Fighting Card Fraud: Going Beyond EMVPCI Director Describes Other Essential Prevention Steps
The U.S.'s ongoing move to EMV chip and signature alone will not eliminate fraud, because certain data elements could still be exposed in the breach of EMV card transactions, says Jeremy King, international director of the PCI Security Standards Council.
That's why tokenization, compliance with the PCI Data Security Standard and other security measures are so essential, he says in an interview with Information Security Media Group.
"In an EMV transaction, there are certain data elements that are still sent in clear text," King says. "What hackers wouldn't be able to do is create cloned cards. Criminals would have to use those cards in a card-not-present environment. This is why ... tokenization and point-to-point encryption would be so important."
Card-not-present fraud is a growing international concern, King says. "Globally, where EMV chips have been rolled out, we have seen a drop in face-to-face [card-present] fraud ... but the chip is not beneficial for the card-not-present space. In those situations, it is imperative that merchants adopt the PCI Data Security Standard to protect all cardholder data through the backend systems."
EMV: PIN versus Signature
King also says those debating whether to use PINs or signatures for EMV payment card user authentication need to recognize the strengths and weaknesses of both options.
"There are problems with both," he says. "I read in the press that the PIN is so much more secure, but, in reality, the security is actually on the card," not in the authentication of the user, he contends.
In this interview, King also discusses:
- Why EMV cannot be viewed as a solution to card fraud;
- How a stronger focus on employee education can reduce network intrusions and payments fraud; and
- How some data elements contained on a chip could be compromised by hackers.
King leads the PCI Security Standards Council's efforts to increase global adoption and awareness of PCI security standards.

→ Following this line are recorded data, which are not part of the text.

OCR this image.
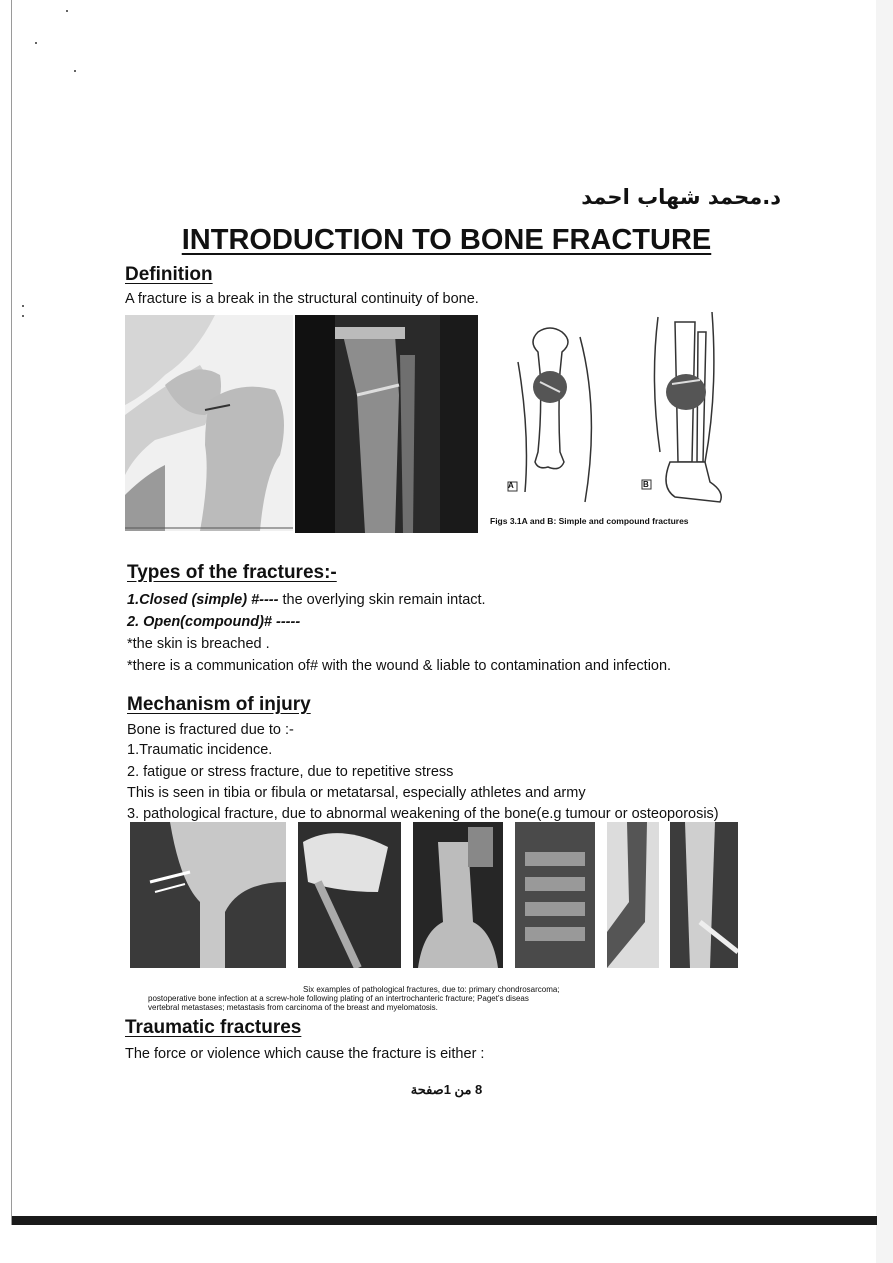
د.محمد شهاب احمد
INTRODUCTION TO BONE FRACTURE
Definition
A fracture is a break in the structural continuity of bone.
A	B
Figs 3.1A and B: Simple and compound fractures
Types of the fractures:-
1.Closed (simple) #---- the overlying skin remain intact.
2. Open(compound)# -----
*the skin is breached .
*there is a communication of# with the wound & liable to contamination and infection.
Mechanism of injury
Bone is fractured due to :-
1.Traumatic incidence.
2. fatigue or stress fracture, due to repetitive stress
This is seen in tibia or fibula or metatarsal, especially athletes and army
3. pathological fracture, due to abnormal weakening of the bone(e.g tumour or osteoporosis)
Six examples of pathological fractures, due to: primary chondrosarcoma;
postoperative bone infection at a screw-hole following plating of an intertrochanteric fracture; Paget's diseas
vertebral metastases; metastasis from carcinoma of the breast and myelomatosis.
Traumatic fractures
The force or violence which cause the fracture is either :
8 من 1صفحة
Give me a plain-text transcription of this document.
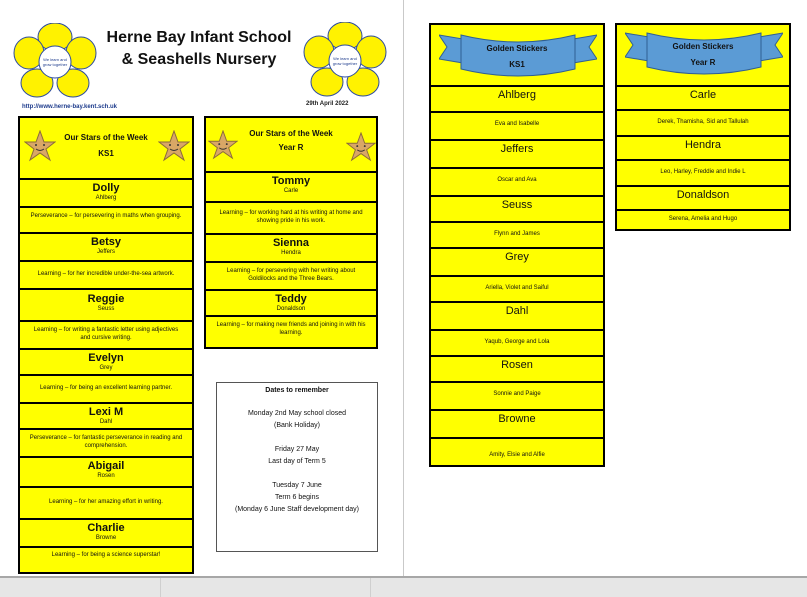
We learn and grow together
We learn and grow together
Herne Bay Infant School
& Seashells Nursery
http://www.herne-bay.kent.sch.uk	29th April 2022
Our Stars of the Week
KS1
Dolly
Ahlberg
Perseverance – for persevering in maths when grouping.
Betsy
Jeffers
Learning – for her incredible under-the-sea artwork.
Reggie
Seuss
Learning – for writing a fantastic letter using adjectives and cursive writing.
Evelyn
Grey
Learning – for being an excellent learning partner.
Lexi M
Dahl
Perseverance – for fantastic perseverance in reading and comprehension.
Abigail
Rosen
Learning – for her amazing effort in writing.
Charlie
Browne
Learning – for being a science superstar!
Our Stars of the Week
Year R
Tommy
Carle
Learning – for working hard at his writing at home and showing pride in his work.
Sienna
Hendra
Learning – for persevering with her writing about Goldilocks and the Three Bears.
Teddy
Donaldson
Learning – for making new friends and joining in with his learning.
Dates to remember
Monday 2nd May school closed
(Bank Holiday)
Friday 27 May
Last day of Term 5
Tuesday 7 June
Term 6 begins
(Monday 6 June Staff development day)
Golden Stickers
KS1
Ahlberg
Eva and Isabelle
Jeffers
Oscar and Ava
Seuss
Flynn and James
Grey
Ariella, Violet and Saiful
Dahl
Yaqub, George and Lola
Rosen
Sonnie and Paige
Browne
Amity, Elsie and Alfie
Golden Stickers
Year R
Carle
Derek, Thamisha, Sid and Tallulah
Hendra
Leo, Harley, Freddie and Indie L
Donaldson
Serena, Amelia and Hugo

His responsibilities include gathering feedback from the merchant and vendor community, coordinating research and analysis of PCI SCC managed standards in European markets, and driving educational efforts and council membership through involvement in local and regional events. He also serves as a resource for approved scanning vendors and qualified security assessors. Before joining the council, King was the vice president of the payment system integrity group at MasterCard Worldwide.